Collective AGI reduces the capability requirements for individual robots, which can not only reduce the robot deployment cost, but also improve the adaptability to complex scenarios. The decentralized feature can also enhance system stability. The new standard led by UBTECH is expected to break the barriers between different brands and different architectures, so that every robotics enterprise can give full play to its own advantages and integrate the advantages of all enterprises to accelerate the scenario-based implementation of robots.
Vertical Scenarios Take the Lead in Implementation, Large-Scale Commercialization Still Takes Time
The popularity of Collective AGI shows that the industry is no longer obsessed with building an all-powerful super robot, but instead relies on heterogeneous agent collaboration to adapt to the complex real tasks in the physical world.
It should be noted that at this stage, most cross-model autonomous collaboration cases are still limited to small-scale laboratory demonstrations. When extended to real production lines and outdoor operation scenarios with more than dozens of devices, problems such as communication delay fluctuations, large model decision-making hallucinations, and simulation-to-reality migration deviations will be magnified exponentially.
(Source: Generated by Doubao AI)
The two-way advancement of the operating system base and industry standards exactly forms two wheels for the implementation of Collective AGI. Underlying systems such as M-Robots OS solve the engineering base problems of device networking and capability sharing, and the interface specifications led by UBTECH set a common language for heterogeneous device interaction from the standard level. Only by combining the two can we avoid Collective AGI from being trapped in the closed ecosystem of a single manufacturer.

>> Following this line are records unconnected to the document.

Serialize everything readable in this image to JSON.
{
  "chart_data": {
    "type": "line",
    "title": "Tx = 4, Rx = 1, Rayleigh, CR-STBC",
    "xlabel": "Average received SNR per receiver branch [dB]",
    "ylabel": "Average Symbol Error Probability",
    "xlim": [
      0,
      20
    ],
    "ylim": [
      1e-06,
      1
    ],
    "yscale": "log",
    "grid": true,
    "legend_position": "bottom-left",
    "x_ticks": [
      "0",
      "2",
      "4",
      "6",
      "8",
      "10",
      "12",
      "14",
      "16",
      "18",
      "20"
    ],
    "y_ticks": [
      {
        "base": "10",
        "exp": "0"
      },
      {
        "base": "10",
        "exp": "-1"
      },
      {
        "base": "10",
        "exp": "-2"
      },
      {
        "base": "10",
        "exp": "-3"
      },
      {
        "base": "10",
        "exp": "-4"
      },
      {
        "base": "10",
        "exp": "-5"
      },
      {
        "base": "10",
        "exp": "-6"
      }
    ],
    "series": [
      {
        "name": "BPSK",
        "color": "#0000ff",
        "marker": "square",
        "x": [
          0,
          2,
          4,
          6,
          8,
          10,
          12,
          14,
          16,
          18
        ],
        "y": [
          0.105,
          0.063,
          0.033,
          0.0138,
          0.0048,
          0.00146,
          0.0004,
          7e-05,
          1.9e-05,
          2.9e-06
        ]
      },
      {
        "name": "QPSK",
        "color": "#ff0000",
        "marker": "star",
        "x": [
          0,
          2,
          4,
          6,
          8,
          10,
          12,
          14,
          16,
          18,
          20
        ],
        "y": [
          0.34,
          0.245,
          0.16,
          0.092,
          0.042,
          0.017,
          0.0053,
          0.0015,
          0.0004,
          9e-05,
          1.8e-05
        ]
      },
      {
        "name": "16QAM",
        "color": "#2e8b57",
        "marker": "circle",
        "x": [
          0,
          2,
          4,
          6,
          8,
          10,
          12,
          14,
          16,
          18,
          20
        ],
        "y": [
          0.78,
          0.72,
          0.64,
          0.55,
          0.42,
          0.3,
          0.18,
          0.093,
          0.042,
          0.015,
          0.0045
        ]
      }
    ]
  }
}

However, Collective AGI does not conflict with individual all-round capability. The former is the preferred choice for current enterprises to improve the value of robots and accelerate scenario-based implementation, while the latter is the highest pursuit of the entire industry.
In the short term, large-scale generalized Collective AGI will not come soon, and the first to be implemented will be vertical scenarios with strong certainty such as mines, electric power, and factory inspections. Leikeji believes that in the future, Collective AGI will move towards a hybrid architecture of global constraint + local autonomy, finding a balance between autonomous emergence and controllable security.